Trop souvent les desserts font plouf! dans ce genre de resto. Ici, au contraire, on les a bichonnés, les compositions sont fraîches et voluptueuses. Par exemple, ce petit gâteau au chocolat blanc, couvert d'une mousse de marrons, de crème fouettée (un doigt), un trait de purée de bleuets, une glace à l'érable, vous imaginez le look! Un petit pincement au coeur pour terminer l'année à cet Accords?

Accords

212, rue Notre Dame O. 514-282-2020

>Prix: Bien que le prix des plats soit raisonnable pour cette qualité, celui des vins fera sans doute grimper l'addition. Si vous êtes circonspects, vous pouvez très bien vous en tirer pour 140$ à deux, tout compris. Entrées autour de 15$, plats au double.

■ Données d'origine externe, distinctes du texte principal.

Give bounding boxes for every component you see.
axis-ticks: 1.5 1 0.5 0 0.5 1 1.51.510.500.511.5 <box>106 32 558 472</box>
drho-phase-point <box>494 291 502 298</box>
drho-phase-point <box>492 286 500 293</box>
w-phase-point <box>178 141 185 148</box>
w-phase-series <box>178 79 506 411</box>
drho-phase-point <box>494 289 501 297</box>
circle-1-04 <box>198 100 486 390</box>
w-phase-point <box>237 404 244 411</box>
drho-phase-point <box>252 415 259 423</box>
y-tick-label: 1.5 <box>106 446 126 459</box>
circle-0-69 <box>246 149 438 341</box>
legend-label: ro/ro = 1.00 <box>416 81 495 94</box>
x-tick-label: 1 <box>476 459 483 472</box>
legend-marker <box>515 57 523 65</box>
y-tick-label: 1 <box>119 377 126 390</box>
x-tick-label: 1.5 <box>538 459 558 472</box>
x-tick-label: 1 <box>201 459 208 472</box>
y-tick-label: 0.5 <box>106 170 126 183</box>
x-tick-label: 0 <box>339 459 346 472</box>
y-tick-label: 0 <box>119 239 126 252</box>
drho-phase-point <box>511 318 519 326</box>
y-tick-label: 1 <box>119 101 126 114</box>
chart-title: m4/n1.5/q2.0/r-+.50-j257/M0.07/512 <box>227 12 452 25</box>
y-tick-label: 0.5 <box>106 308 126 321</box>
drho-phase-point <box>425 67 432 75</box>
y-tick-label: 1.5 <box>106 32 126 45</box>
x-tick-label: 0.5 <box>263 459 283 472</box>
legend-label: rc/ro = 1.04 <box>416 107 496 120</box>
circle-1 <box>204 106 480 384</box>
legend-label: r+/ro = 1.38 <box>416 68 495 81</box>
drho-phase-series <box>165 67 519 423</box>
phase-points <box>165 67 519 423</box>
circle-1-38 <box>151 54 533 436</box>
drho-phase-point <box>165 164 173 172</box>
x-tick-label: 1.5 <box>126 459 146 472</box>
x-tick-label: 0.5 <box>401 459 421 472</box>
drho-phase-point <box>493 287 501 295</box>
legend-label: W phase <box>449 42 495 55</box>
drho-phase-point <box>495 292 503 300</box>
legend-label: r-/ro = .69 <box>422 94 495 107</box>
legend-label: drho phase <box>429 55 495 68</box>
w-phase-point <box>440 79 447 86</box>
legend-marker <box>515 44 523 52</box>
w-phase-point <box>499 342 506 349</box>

Desserts à 8$.

>Faune: Elle semble chercher la finesse de qualité. Traitée aux petits oignons, un brin snob, belle à voir. Sans son téléphone!

>Service: Impeccable, policée et pilotée par une équipe du tonnerre.

>Carte des vins: Les vins au verre (certains très bons) sont facturés en moyenne entre 12 et 15$. La sélection est assez époustouflante, l'une des meilleures en ville, c'est dire.

+ Cuisine limpide, vins, ambiance bon enfant.Le personnel.

- Un peu froid si le lieu est vide!

On y retourne? Au prochain remboursement d'impôt ou à notre anniversaire.